Muchos ruidos que escuchas por la noche no son vocalizaciones. Los hámsters suelen estar más activos al atardecer y durante la noche, así que es normal oír la rueda, el sustrato moviéndose, semillas que caen, túneles que se reorganizan o pequeños golpes al transportar comida. Estos sonidos suelen indicar que el animal está desarrollando conductas normales como explorar, excavar, correr y almacenar alimento.

Si el ruido viene de una rueda inestable, conviene ajustarla o cambiarla por una más segura y silenciosa. La rueda debe ser sólida, sin barrotes y del tamaño adecuado para que el hámster corra con la espalda recta. Una rueda pequeña o mal colocada no solo hace más ruido, también puede resultar incómoda. El objetivo es que pueda ejercitarse de forma natural y segura.

También es normal que mueva el sustrato, reorganice el nido o arrastre material durante la noche. No hay que deshacer constantemente sus túneles o escondites si están limpios y seguros. Para un hámster, su olor y su distribución del espacio son importantes. Respetar parte de esa organización ayuda a que viva con menos estrés.

Ruidos entre hámsters: una señal que no debes ignorar

Si tienes dos hámsters juntos y escuchas chillidos, persecuciones, golpes o peleas, no lo interpretes como juego.
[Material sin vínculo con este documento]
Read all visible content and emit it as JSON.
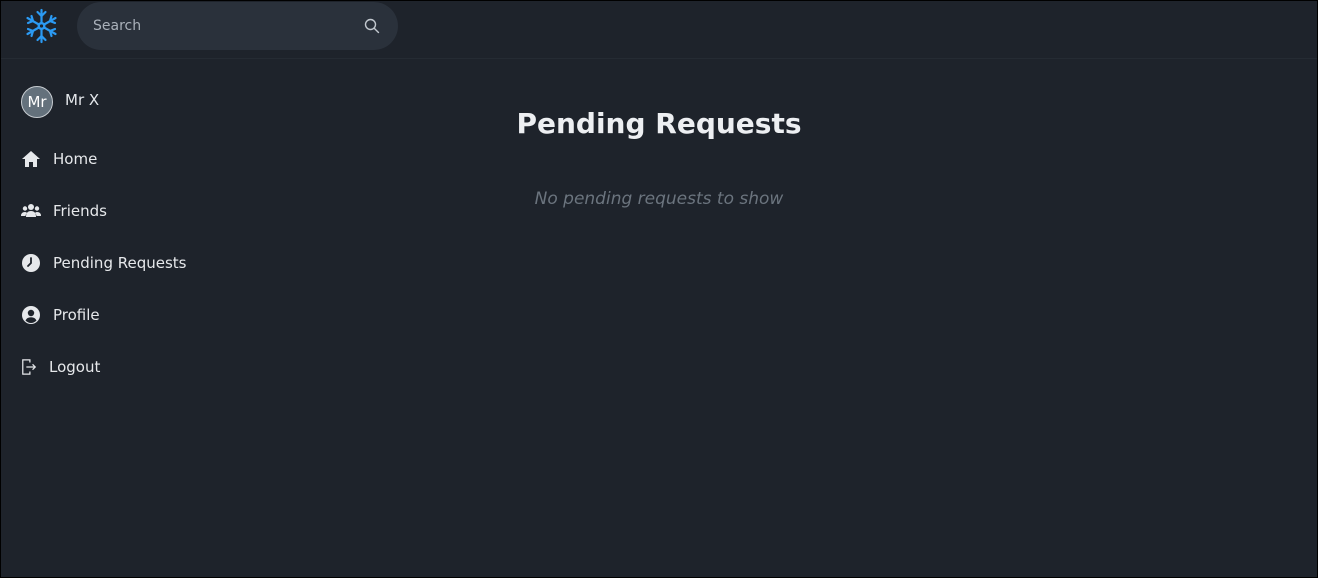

La mayoría de hámsters, especialmente el hámster sirio, deben vivir solos. Incluso en hámsters enanos, la convivencia puede generar conflictos, estrés y heridas. Los sonidos entre dos hámsters pueden ser una advertencia de tensión territorial.
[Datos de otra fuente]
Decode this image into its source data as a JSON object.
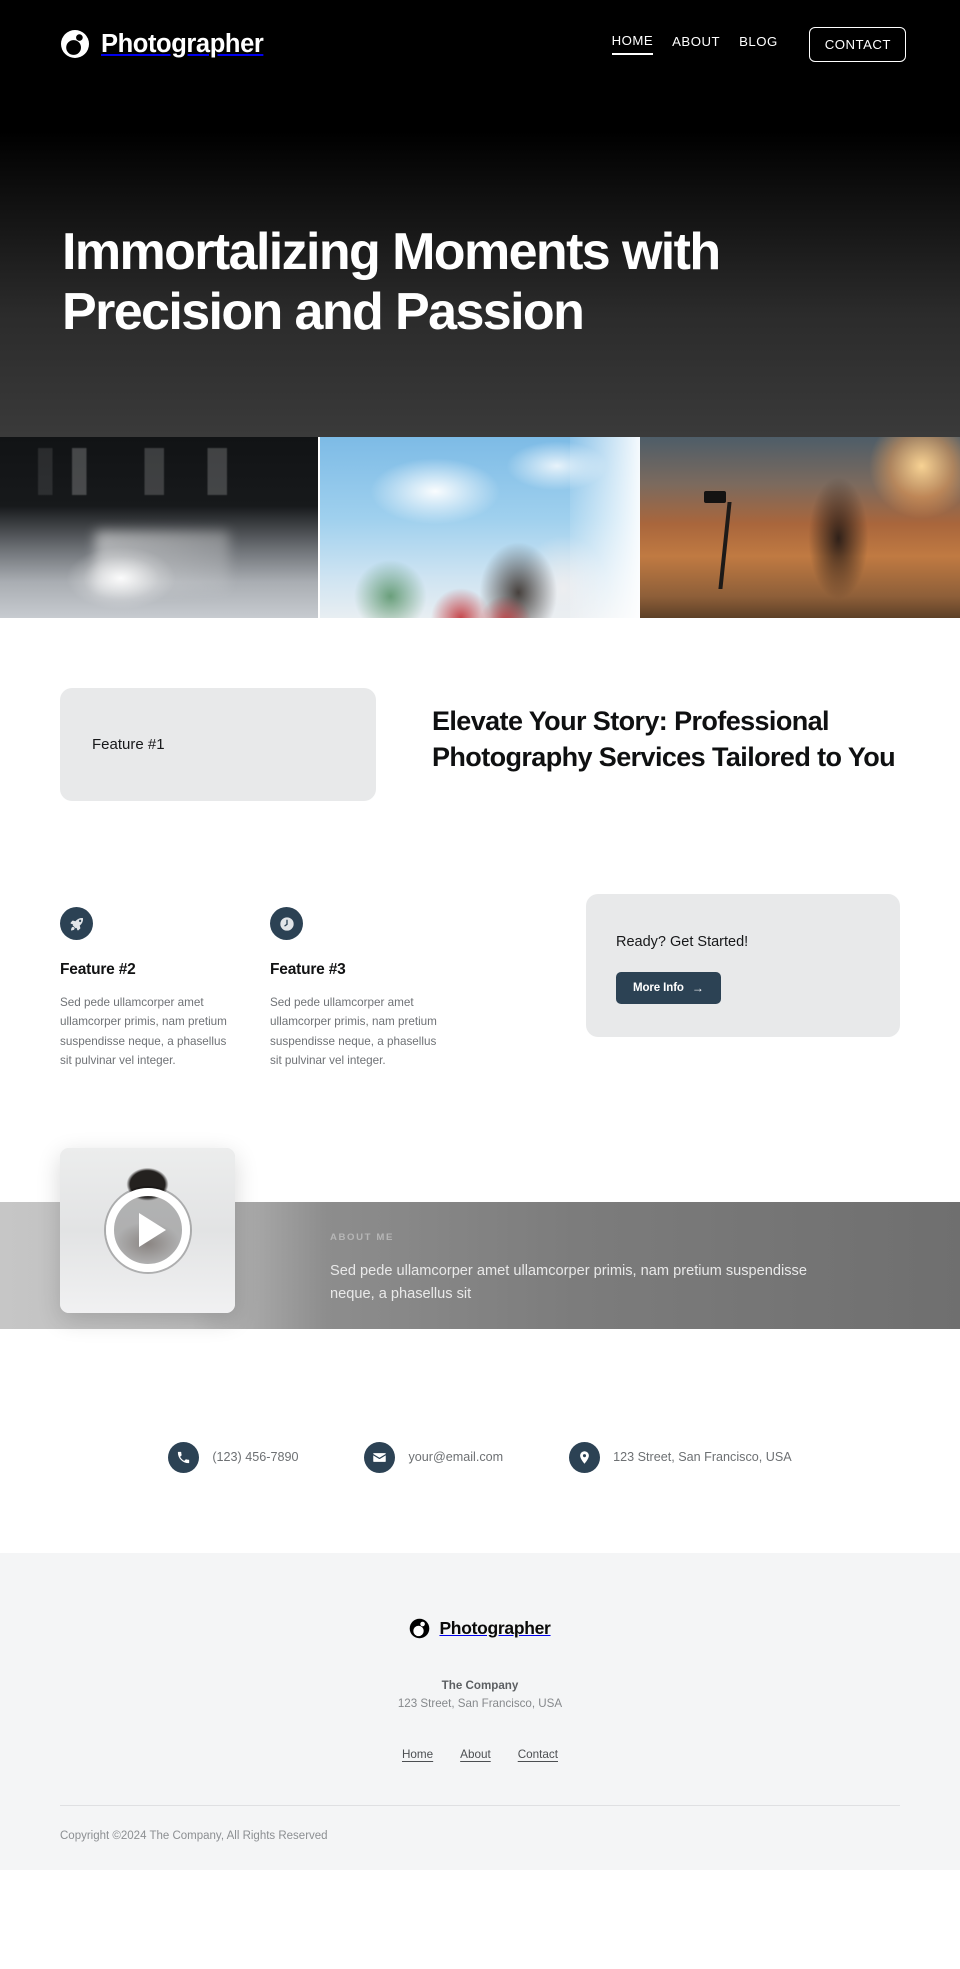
{
  "header": {
    "brand": "Photographer",
    "logo_icon": "aperture-circle-icon",
    "nav": [
      {
        "label": "HOME",
        "active": true
      },
      {
        "label": "ABOUT",
        "active": false
      },
      {
        "label": "BLOG",
        "active": false
      }
    ],
    "cta_label": "CONTACT"
  },
  "hero": {
    "title": "Immortalizing Moments with Precision and Passion",
    "images": [
      {
        "name": "studio-lighting-photo",
        "alt": "Photography studio with lights and white backdrop"
      },
      {
        "name": "wedding-couple-photo",
        "alt": "Wedding couple kissing under blue sky with palm trees"
      },
      {
        "name": "sunset-landscape-photo",
        "alt": "Photographer with tripod on hillside at sunset"
      }
    ]
  },
  "feature_head": {
    "card_label": "Feature #1",
    "heading": "Elevate Your Story: Professional Photography Services Tailored to You"
  },
  "features": [
    {
      "icon": "rocket-icon",
      "title": "Feature #2",
      "body": "Sed pede ullamcorper amet ullamcorper primis, nam pretium suspendisse neque, a phasellus sit pulvinar vel integer."
    },
    {
      "icon": "clock-icon",
      "title": "Feature #3",
      "body": "Sed pede ullamcorper amet ullamcorper primis, nam pretium suspendisse neque, a phasellus sit pulvinar vel integer."
    }
  ],
  "cta": {
    "title": "Ready? Get Started!",
    "button_label": "More Info",
    "button_arrow": "→"
  },
  "about": {
    "kicker": "ABOUT ME",
    "body": "Sed pede ullamcorper amet ullamcorper primis, nam pretium suspendisse neque, a phasellus sit",
    "video_alt": "Photographer holding camera",
    "play_icon": "play-icon"
  },
  "contact": [
    {
      "icon": "phone-icon",
      "text": "(123) 456-7890"
    },
    {
      "icon": "envelope-icon",
      "text": "your@email.com"
    },
    {
      "icon": "map-pin-icon",
      "text": "123 Street, San Francisco, USA"
    }
  ],
  "footer": {
    "brand": "Photographer",
    "logo_icon": "aperture-circle-icon",
    "company": "The Company",
    "address": "123 Street, San Francisco, USA",
    "links": [
      {
        "label": "Home"
      },
      {
        "label": "About"
      },
      {
        "label": "Contact"
      }
    ],
    "copyright": "Copyright ©2024 The Company, All Rights Reserved"
  },
  "colors": {
    "accent_dark": "#2c4254",
    "hero_bg": "#000000",
    "card_bg": "#e8e9ea",
    "footer_bg": "#f4f5f6"
  }
}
Un hámster que chilla mientras otro lo persigue, que no puede acceder a la comida, que vive escondido o que aparece con marcas en el cuerpo necesita separación inmediata en hábitats completos e independientes. No basta con añadir otra caseta o más comida si ya hay conflicto. Cada animal debe tener su propio espacio, rueda, agua, refugios y sustrato para evitar competencia y agresiones.
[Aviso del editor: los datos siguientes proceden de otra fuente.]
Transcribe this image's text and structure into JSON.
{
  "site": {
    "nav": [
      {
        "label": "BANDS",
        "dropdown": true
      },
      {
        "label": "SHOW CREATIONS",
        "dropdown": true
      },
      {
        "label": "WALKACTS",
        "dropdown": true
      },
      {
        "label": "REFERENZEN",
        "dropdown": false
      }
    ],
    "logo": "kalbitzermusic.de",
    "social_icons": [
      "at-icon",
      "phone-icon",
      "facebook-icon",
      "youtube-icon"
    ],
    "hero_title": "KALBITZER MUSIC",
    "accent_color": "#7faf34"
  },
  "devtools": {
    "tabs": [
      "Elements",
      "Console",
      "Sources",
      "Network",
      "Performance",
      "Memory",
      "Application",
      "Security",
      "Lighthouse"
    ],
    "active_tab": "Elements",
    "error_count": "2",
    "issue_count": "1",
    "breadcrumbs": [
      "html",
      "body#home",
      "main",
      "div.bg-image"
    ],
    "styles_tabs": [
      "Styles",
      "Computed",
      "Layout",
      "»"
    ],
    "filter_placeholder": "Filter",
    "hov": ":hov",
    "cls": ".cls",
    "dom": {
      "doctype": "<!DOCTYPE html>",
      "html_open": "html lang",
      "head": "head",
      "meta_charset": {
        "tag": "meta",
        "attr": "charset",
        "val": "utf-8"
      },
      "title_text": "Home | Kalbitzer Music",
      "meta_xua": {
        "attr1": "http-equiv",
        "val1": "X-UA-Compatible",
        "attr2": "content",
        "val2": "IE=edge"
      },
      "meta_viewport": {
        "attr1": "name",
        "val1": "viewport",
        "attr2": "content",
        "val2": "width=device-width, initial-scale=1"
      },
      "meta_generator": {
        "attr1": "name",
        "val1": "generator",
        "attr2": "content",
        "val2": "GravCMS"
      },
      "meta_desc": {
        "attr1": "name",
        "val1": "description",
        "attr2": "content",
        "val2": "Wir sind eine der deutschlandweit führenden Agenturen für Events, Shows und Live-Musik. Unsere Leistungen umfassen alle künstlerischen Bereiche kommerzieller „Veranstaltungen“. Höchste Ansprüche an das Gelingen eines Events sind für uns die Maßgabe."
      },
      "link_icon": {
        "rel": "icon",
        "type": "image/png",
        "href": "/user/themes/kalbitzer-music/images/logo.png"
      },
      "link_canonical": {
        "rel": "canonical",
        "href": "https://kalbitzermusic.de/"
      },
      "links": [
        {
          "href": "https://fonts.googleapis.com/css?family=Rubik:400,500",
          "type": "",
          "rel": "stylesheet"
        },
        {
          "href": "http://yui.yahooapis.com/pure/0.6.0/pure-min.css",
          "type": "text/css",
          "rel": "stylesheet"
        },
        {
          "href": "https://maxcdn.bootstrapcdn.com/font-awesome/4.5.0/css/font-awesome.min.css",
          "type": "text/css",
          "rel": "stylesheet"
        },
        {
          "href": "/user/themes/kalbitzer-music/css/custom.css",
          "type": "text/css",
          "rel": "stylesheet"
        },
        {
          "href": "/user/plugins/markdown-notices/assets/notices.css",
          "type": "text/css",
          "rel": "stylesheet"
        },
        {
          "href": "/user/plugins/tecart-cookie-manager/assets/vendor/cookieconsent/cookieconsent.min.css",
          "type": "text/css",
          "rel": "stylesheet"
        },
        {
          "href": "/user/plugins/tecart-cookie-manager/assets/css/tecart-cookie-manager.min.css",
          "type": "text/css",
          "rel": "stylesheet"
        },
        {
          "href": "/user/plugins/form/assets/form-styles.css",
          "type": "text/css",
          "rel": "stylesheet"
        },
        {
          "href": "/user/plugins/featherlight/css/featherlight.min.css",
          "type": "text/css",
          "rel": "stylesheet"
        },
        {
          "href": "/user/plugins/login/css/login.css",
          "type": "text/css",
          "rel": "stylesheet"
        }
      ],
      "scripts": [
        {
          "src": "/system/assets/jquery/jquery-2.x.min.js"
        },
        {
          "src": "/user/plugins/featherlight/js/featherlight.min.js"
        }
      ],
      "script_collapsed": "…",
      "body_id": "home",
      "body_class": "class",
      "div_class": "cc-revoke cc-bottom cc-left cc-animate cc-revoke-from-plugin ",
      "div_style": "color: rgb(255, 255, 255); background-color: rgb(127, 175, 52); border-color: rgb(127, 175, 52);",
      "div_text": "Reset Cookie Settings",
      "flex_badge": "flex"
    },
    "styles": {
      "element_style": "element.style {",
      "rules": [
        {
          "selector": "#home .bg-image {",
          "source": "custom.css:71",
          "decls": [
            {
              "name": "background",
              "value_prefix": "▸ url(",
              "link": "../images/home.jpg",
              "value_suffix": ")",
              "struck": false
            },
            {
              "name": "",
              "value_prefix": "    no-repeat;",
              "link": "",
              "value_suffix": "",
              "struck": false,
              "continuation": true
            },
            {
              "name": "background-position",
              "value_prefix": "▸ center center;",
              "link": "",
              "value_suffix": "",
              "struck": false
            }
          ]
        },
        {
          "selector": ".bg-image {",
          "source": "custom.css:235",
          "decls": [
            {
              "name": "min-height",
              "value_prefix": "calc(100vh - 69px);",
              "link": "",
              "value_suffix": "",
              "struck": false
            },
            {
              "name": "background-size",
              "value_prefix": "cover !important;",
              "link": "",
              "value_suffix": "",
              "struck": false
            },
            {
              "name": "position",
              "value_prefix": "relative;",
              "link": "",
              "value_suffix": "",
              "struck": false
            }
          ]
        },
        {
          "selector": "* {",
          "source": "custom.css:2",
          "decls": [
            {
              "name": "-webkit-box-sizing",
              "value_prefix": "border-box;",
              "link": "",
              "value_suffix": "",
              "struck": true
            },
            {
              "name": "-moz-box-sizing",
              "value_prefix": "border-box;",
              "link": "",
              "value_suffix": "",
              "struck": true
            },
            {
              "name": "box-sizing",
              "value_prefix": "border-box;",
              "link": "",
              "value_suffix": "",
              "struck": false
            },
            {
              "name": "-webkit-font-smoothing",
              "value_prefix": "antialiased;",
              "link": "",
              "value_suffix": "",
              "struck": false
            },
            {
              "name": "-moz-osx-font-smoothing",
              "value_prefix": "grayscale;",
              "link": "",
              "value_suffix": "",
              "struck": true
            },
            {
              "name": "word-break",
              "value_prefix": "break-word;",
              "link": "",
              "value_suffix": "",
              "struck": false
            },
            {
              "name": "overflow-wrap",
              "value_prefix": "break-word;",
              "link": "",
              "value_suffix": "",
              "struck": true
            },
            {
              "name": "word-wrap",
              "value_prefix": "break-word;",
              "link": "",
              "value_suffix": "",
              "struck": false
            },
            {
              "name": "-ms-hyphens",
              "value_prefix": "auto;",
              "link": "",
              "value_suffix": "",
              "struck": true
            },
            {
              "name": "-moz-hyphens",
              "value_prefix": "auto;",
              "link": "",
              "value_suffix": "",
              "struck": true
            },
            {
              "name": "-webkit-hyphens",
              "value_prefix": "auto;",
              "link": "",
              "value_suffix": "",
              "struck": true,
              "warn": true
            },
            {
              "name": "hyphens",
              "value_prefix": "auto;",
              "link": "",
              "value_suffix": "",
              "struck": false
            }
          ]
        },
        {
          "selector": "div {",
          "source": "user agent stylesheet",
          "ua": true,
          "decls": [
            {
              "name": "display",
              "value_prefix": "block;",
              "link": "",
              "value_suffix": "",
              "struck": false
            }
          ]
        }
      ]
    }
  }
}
Si hay mordiscos, heridas, sangrado, pérdida de pelo, cojera o apatía tras una pelea, conviene consultar con un veterinario especializado en animales exóticos. Las lesiones pueden parecer pequeñas, pero en un hámster pueden complicarse. La prevención más segura suele ser mantener un solo hámster por jaula.

Cuándo preocuparse y qué hacer

Debes preocuparte si el ruido aparece junto a síntomas físicos o cambios claros de conducta. Son especialmente importantes los ruidos respiratorios, los chillidos repetidos, los sonidos de dolor al moverse, la apatía, la falta de apetito, la diarrea, las heridas, los bultos, la pérdida de equilibrio o cualquier cambio brusco en un hámster que antes actuaba con normalidad. En esos casos, lo prudente es buscar una valoración veterinaria.

  • Observa el contexto: cuándo ocurre, qué estaba haciendo y si se repite.
  • Revisa el entorno: sustrato, ventilación, rueda, refugios, ruido, temperatura y limpieza.
  • No lo fuerces: si chilla o castañetea, dale espacio y reduce la manipulación.
  • Evita remedios caseros: no uses medicamentos humanos, sprays ni productos irritantes.
  • Consulta si hay síntomas: respiración rara, heridas, apatía o falta de apetito requieren atención.

Escuchar a tu hámster significa interpretar sus sonidos junto con su lenguaje corporal y su rutina. Un ruido puntual puede no tener importancia, pero un cambio repetido puede revelar miedo, estrés o un problema de salud. Con una jaula adecuada, manejo tranquilo, buena higiene y observación diaria, será más fácil distinguir entre sonidos normales y señales que necesitan una respuesta rápida y responsable.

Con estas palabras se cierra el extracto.